Slowing residential appreciation combined with rising adjustable-rate mortgage payments will put stress on recent subprime loans, according to a new ratings agency report.
Rising delinquencies have been felt most acutely in the ABX-HE-2006-2 (06-2) and ABX-HE-2007-1 (07-1) CDS indexes, Fitch Ratings announced today.
The New York-based agency said it believes 2006 subprime vintage delinquencies and losses may continue on a relatively high trajectory, "increasing downgrade risk for the lowest-rated investment grade bonds backing the index."
The sensitivity is due to higher exposure to slower appreciation and riskier low documentation loans to subprime borrowers with piggyback second liens, Fitch reported.
Approximately 75 percent of the underlying loans in the 06-2 index and 90 percent of loans in the 07-1 index have experienced less than 5 percent property appreciation subsequent to origination, Senior Credit Policy Director Suzanne Mistretta said in the announcement. In contrast, the ABX-HE-2006-1 index (06-1) had just 26 percent of the loans with less than 5 percent appreciation.
"In particular, lower [home price appreciation] for the 06-2 and 07- indices has increased the risk that overextended borrowers can sell or refinance if they find themselves unable to meet the monthly payment," Fitch said.

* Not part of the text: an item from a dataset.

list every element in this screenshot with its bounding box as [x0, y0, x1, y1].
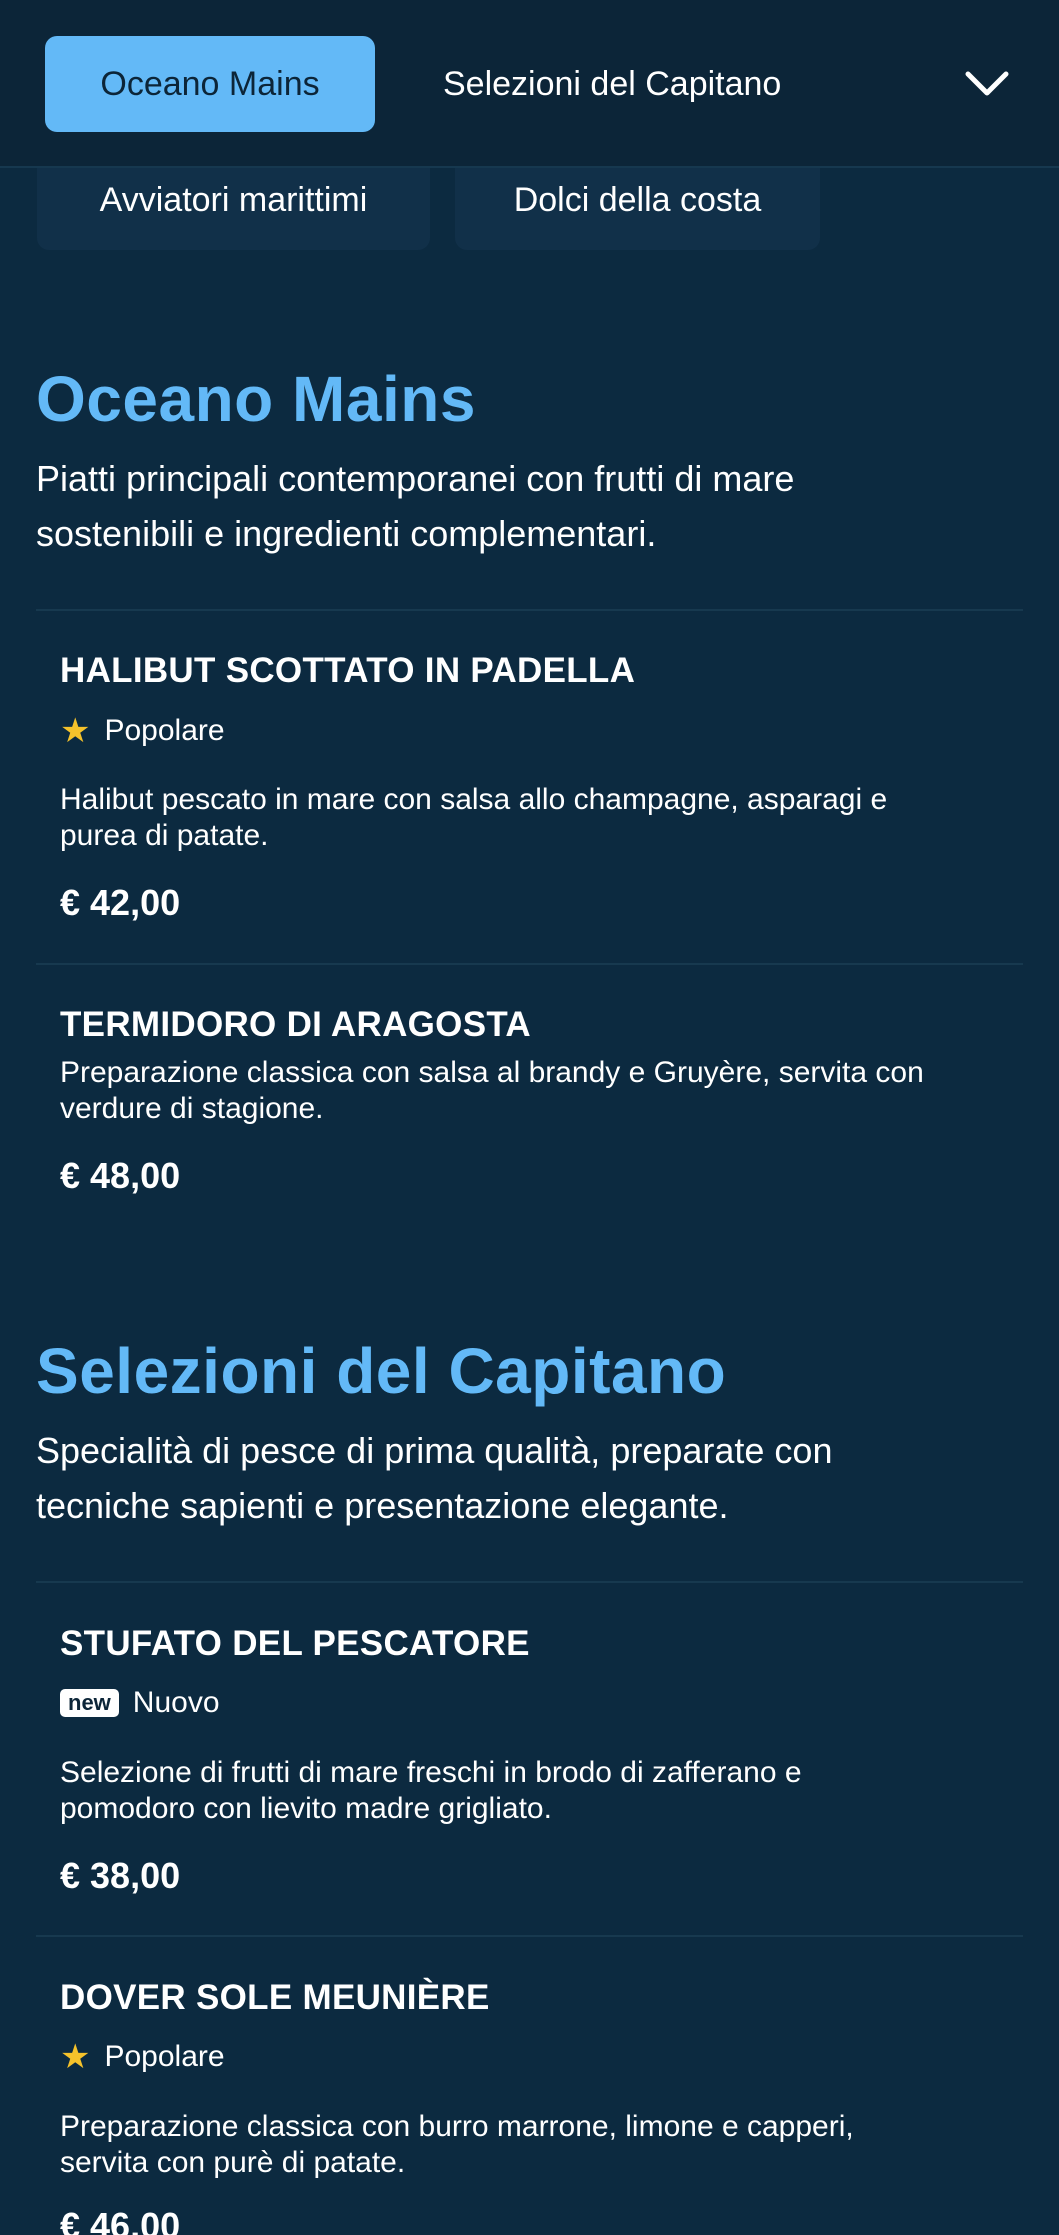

Full-documentation loans with no junior liens, which made up around 44 percent of loans from all three indexes, have been performing well, the statement indicated.
But "subprime loans underlying the three indices could face more stress in the future since most of the underlying transactions contain hybrid adjustable rate mortgages that have not yet experienced a rate adjustment," Managing Director Glenn Costello said in the statement.